Trounstine was not impressed with the Democrat suburbanites who were featured during last month’s 2020 RNC convention. Patricia and Mark McCloskey, who gained national attention when they brandished their firearms after Black Live Matter agitators where threatening their private property.

The professor doesn’t think that Trump’s promise to protect the suburbs will earn him votes because residents are looking to local politicians to keep their turf to themselves.

Suburbanites in both parties might not need him, Tournstine wrote, because they use local political pressure.

And Trounstine was in favor of Barack Obama’s tweaking of the Fair Housing Act in 2015 with regulations that forced neighborhoods to allegedly stop discrimination by incorporating low-income housing.

Trump rescinded the Obama rule this year.

Trounstine, who is white, continues her commentary with claims that it is white privilege, not the blessings of private property, which drives suburbanites to want to preserve their lifestyle. However, these suburbs are increasingly diverse, as Trump has spoken about publicly.

Trounstine suggested in her op-ed it is somehow racist to want a desirable neighborhood to live in and to work hard to achieve that goal.

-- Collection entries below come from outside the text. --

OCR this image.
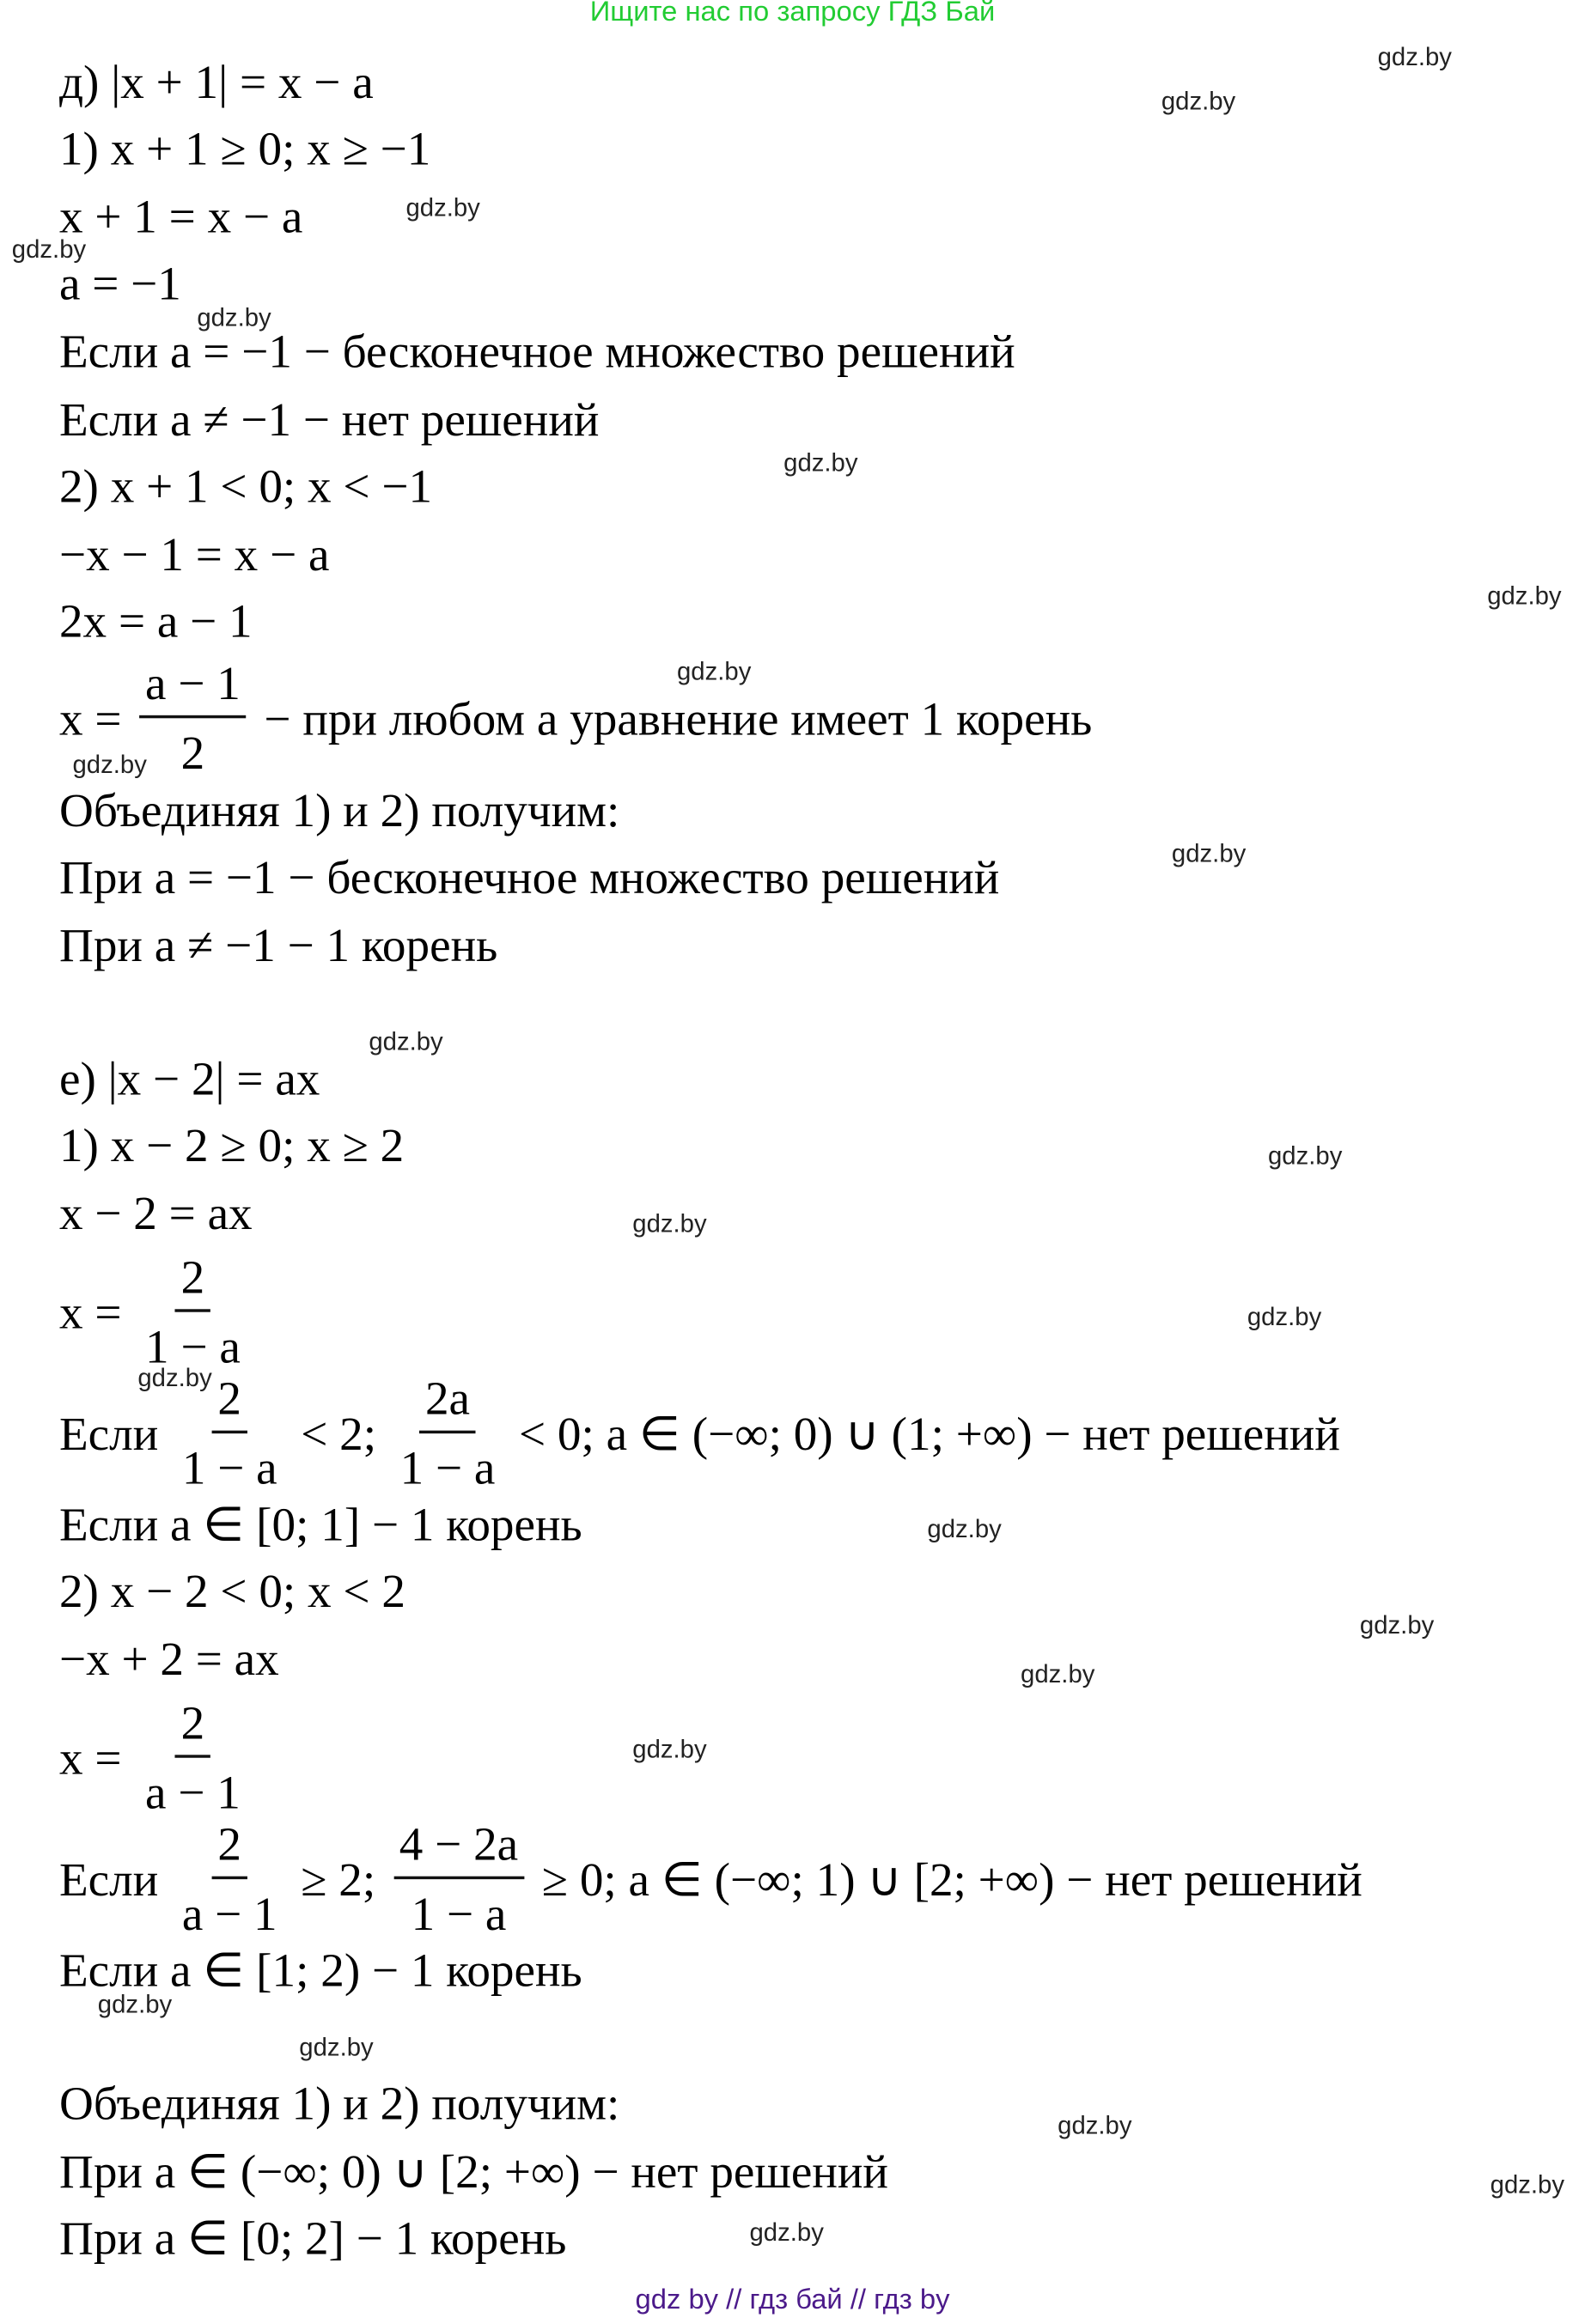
Ищите нас по запросу ГДЗ Бай
д) |x + 1| = x − a
1) x + 1 ≥ 0; x ≥ −1
x + 1 = x − a
a = −1
Если a = −1 − бесконечное множество решений
Если a ≠ −1 − нет решений
2) x + 1 < 0; x < −1
−x − 1 = x − a
2x = a − 1
$x = \frac{a - 1}{2}$ − при любом a уравнение имеет 1 корень
Объединяя 1) и 2) получим:
При a = −1 − бесконечное множество решений
При a ≠ −1 − 1 корень
е) |x − 2| = ax
1) x − 2 ≥ 0; x ≥ 2
x − 2 = ax
$x = \frac{2}{1 - a}$
Если $\frac{2}{1 - a} < 2$; $\frac{2a}{1 - a} < 0$; a ∈ (−∞; 0) ∪ (1; +∞) − нет решений
Если a ∈ [0; 1] − 1 корень
2) x − 2 < 0; x < 2
−x + 2 = ax
$x = \frac{2}{a - 1}$
Если $\frac{2}{a - 1} \ge 2$; $\frac{4 - 2a}{1 - a} \ge 0$; a ∈ (−∞; 1) ∪ [2; +∞) − нет решений
Если a ∈ [1; 2) − 1 корень
Объединяя 1) и 2) получим:
При a ∈ (−∞; 0) ∪ [2; +∞) − нет решений
При a ∈ [0; 2] − 1 корень
gdz.by
gdz.by
gdz.by
gdz.by
gdz.by
gdz.by
gdz.by
gdz.by
gdz.by
gdz.by
gdz.by
gdz.by
gdz.by
gdz.by
gdz.by
gdz.by
gdz.by
gdz.by
gdz.by
gdz.by
gdz.by
gdz.by
gdz.by
gdz.by
gdz by // гдз бай // гдз by
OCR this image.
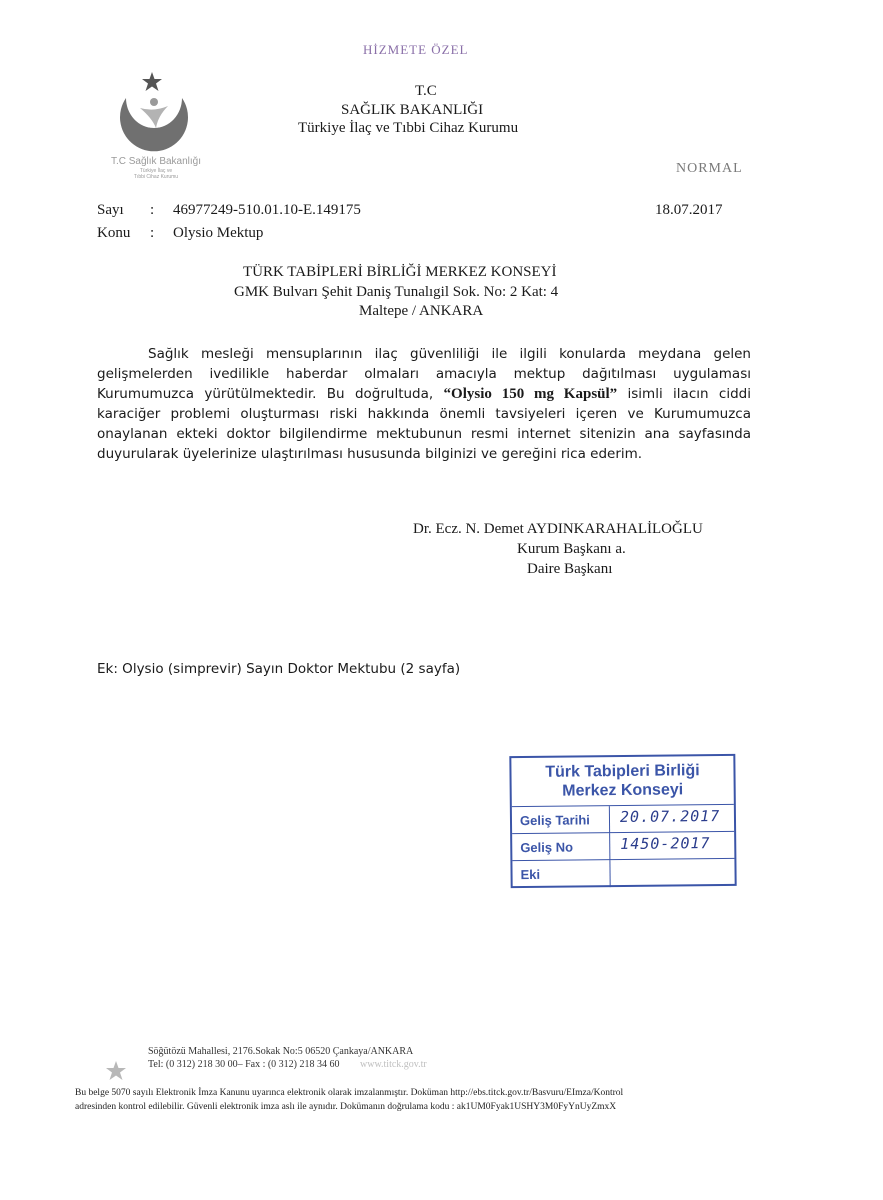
HİZMETE ÖZEL
T.C Sağlık Bakanlığı
Türkiye İlaç ve
Tıbbi Cihaz Kurumu
T.C
SAĞLIK BAKANLIĞI
Türkiye İlaç ve Tıbbi Cihaz Kurumu
NORMAL
Sayı : 46977249-510.01.10-E.149175	18.07.2017
Konu : Olysio Mektup
TÜRK TABİPLERİ BİRLİĞİ MERKEZ KONSEYİ
GMK Bulvarı Şehit Daniş Tunalıgil Sok. No: 2 Kat: 4
Maltepe / ANKARA
Sağlık mesleği mensuplarının ilaç güvenliliği ile ilgili konularda meydana gelen gelişmelerden ivedilikle haberdar olmaları amacıyla mektup dağıtılması uygulaması Kurumumuzca yürütülmektedir. Bu doğrultuda, “Olysio 150 mg Kapsül” isimli ilacın ciddi karaciğer problemi oluşturması riski hakkında önemli tavsiyeleri içeren ve Kurumumuzca onaylanan ekteki doktor bilgilendirme mektubunun resmi internet sitenizin ana sayfasında duyurularak üyelerinize ulaştırılması hususunda bilginizi ve gereğini rica ederim.
Dr. Ecz. N. Demet AYDINKARAHALİLOĞLU
Kurum Başkanı a.
Daire Başkanı
Ek: Olysio (simprevir) Sayın Doktor Mektubu (2 sayfa)
Türk Tabipleri Birliği
Merkez Konseyi
Geliş Tarihi 20.07.2017
Geliş No	1450-2017
Eki
Söğütözü Mahallesi, 2176.Sokak No:5 06520 Çankaya/ANKARA
Tel: (0 312) 218 30 00– Fax : (0 312) 218 34 60 www.titck.gov.tr
Bu belge 5070 sayılı Elektronik İmza Kanunu uyarınca elektronik olarak imzalanmıştır. Doküman http://ebs.titck.gov.tr/Basvuru/EImza/Kontrol
adresinden kontrol edilebilir. Güvenli elektronik imza aslı ile aynıdır. Dokümanın doğrulama kodu : ak1UM0Fyak1USHY3M0FyYnUyZmxX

“Solidified in the middle of the 20th century, this rights-based mindset offers a superficially color-blind rationale for keeping communities exclusive,” she said. “It allows residents to view their ability to settle in such places as the product of their own hard work rather than the outcome of deliberate public policy.”

Then, citing her own data again, Trounstine claims the protection of suburban neighborhood life is popular in both parties, if you are white.

“My survey data revealed no significant difference between white Republican and white Democratic homeowners in their opposition to high-density housing,” she wrote. “I also found overwhelming agreement that apartment complexes would increase crime rates, decrease school quality, lower property values, and degrade the desirability of a neighborhood.”

“Plenty of white Democrats continue to work vehemently to block low-income-housing development in their neighborhoods,” Trounstine wrote.

She said while white Democrats will say they reject Trump’s idea of suburban havens, “where white Democrats oppose such development is when it arrives in their own backyards.”

But Democrats might be willing to give up those backyards for the “common good,” she wrote.

“For the Democratic and swing voters whom Trump hopes to win over, other concerns—such as the pandemic, economic decline, and, perhaps ironically, racial and social justice—will probably matter far more than the potential loss of their suburban property rights.”